El primer mes -pagado religiosamente- estuvimos sin luz porque la compañía nos retiró el contador, nos estuvieron mareando mucho tiempo hasta que decidieron ponernos un cable desde el cuadro de luz del piso inferior hasta el nuestro. Sí, un puto cable. Como tenía que ser una solución temporal aceptamos, pero finalmente acabó siendo la única forma de tener luz en el piso. Cuando saltaba la luz -creedme que saltaba- tenía que venir el administrador, abrir el piso de abajo, levantar el general y darnos luz a nosotros. Una movida bastante interesante, sobretodo si te quedabas sin luz en fin de semana, de noche o sencillamente el paio ese estaba ilocalizable… Ilocalizable después de cerrar el chiringuito en que consistía su negocio, una franquicia de una empresa de reunificación de deudas … solvencia contrastada, eh?
Hartos de la situación avisamos que nos íbamos del piso a finales de Febrero, y oh! casualidad de las casualidades a principios de mes la compañía nos corta la luz por impago. Nadie se había hecho cargo de las facturas pendientes, ni el propietario, ni el administrador, ni evidentemente nosotros. Las alternativas que se nos habían ofrecido: hacernos cargo de la deuda pendiente (pagar por un período en el que ni habitábamos el piso); poner como contador de nuestro piso el correspondiente al de un ascensor que había en la finca, otra ilegalidad como la copa del pino, pero si colaba, colaba. Hemos tenido que hacer en un fin de semana una mudanza que habíamos planificado hacerla en cinco, hemos tenido gastos extraordinarios, tenemos que hacer frente a una demanda civil para reclamar la fianza … y por si fuera poco los propietarios nos han denunciado por destrucción de la propiedad. Manda cojones.

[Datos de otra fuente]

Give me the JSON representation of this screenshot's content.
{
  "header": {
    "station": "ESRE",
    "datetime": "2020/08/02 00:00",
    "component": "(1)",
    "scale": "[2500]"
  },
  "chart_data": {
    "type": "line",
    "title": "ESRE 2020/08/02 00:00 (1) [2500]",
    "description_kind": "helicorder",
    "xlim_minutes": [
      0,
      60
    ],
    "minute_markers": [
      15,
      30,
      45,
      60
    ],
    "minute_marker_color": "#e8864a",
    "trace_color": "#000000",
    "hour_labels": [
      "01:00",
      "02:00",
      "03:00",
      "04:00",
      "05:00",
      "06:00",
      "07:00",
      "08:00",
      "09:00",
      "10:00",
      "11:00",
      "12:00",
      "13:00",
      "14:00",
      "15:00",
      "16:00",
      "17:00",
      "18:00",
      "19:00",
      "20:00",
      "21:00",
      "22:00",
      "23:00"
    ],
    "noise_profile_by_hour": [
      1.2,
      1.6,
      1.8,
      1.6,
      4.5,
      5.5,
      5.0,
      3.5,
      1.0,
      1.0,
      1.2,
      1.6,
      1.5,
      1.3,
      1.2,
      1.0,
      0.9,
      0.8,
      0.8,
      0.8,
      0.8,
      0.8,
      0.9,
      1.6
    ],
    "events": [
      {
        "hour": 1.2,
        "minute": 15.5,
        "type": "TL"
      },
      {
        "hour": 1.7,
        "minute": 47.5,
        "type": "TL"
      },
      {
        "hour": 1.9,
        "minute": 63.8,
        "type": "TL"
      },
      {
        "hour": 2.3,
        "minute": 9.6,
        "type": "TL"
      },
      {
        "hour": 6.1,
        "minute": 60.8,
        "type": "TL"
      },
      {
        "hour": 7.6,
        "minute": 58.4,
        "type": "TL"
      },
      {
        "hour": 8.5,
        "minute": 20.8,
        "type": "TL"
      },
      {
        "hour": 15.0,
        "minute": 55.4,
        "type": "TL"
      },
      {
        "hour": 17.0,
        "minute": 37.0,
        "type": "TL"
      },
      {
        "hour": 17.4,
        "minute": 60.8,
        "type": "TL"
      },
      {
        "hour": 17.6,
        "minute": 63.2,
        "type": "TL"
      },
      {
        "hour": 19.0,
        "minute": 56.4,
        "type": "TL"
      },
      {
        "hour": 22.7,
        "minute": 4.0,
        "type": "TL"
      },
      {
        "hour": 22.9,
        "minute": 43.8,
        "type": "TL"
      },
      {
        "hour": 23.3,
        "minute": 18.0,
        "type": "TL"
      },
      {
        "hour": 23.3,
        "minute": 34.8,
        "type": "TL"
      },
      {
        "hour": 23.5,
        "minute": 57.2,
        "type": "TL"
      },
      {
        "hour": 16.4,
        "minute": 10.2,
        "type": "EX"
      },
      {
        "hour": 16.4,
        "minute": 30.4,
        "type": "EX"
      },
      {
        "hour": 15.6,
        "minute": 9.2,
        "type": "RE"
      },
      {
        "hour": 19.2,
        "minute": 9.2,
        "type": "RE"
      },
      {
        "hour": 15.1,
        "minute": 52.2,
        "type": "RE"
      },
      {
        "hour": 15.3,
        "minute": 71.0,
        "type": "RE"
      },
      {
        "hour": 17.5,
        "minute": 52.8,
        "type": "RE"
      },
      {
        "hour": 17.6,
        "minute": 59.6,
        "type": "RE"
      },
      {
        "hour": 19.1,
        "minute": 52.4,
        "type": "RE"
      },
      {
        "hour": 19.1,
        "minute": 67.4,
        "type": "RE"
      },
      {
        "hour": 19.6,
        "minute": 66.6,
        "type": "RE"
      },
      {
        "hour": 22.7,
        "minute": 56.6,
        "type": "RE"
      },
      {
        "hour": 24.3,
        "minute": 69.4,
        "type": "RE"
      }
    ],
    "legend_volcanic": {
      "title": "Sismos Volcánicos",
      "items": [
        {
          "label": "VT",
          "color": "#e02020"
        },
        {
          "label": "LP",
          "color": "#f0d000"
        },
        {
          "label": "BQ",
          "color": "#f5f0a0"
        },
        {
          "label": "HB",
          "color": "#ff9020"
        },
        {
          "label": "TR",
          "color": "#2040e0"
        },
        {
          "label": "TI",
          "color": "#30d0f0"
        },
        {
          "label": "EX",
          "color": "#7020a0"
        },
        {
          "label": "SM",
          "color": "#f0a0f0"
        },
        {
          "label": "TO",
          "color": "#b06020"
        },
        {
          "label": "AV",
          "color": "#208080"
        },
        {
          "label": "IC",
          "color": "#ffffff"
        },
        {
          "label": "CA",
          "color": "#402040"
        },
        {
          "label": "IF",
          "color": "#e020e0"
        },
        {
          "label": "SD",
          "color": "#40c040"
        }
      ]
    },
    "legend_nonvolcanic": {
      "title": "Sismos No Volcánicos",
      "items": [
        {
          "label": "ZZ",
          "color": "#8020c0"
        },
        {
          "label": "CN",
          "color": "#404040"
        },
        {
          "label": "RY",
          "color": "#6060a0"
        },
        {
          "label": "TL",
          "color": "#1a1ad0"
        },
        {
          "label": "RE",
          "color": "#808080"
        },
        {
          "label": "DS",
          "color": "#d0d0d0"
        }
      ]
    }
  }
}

La casa, como pudisteis comprobar algunos era fantástica aunque tenía muchos fallos que no se descubrían hasta que pasabas tiempo viviendo allí, para empezar la calefacción radiante chupaba gasoil que daba gusto, he pagado el doble por cuatro meses que mis padres en todo el invierno en Noves; había amenazantes grietas en todas las paredes, el garaje sólamente se abría con luz eléctrica (adivinad quién ha dicho adios a las ruedas de verano del Ford Fiesta), hemos perdido hasta tres veces la carga del congelador, se nos estropeó la nevera a causa del último apagón …
Lo que peor me sabe de toda esta situación es que he tenido que renunciar a un comienzo en los Pirineos como creía que me merecía después de tantos años de trabajar duro, decepcionado por haberme topado con tantísimos delincuentes y aprovechados. En todos estos meses sólamente he podido disfrutar de la casa en contadas ocasiones, muchísimas menos de las que me hubiera gustado, aunque disfrutar de la compañía de algunos de vosotros ha hecho que haya valido la pena. Ojalá hubierais podido ser más.
La situación actual es que he vuelto a la casa de mis padres en Noves, ellos no están tanto aquí como el año pasado, ya que están haciendo de “supercanguros” de Alejandro, el sobrino más guapo que un tío pueda desear y Verònica está viviendo en Cornellà ya que la Generalitat la ha enviado a trabajar tan lejos que le sale más a cuenta ir desde allí que desde aquí… pero eso es otra historia.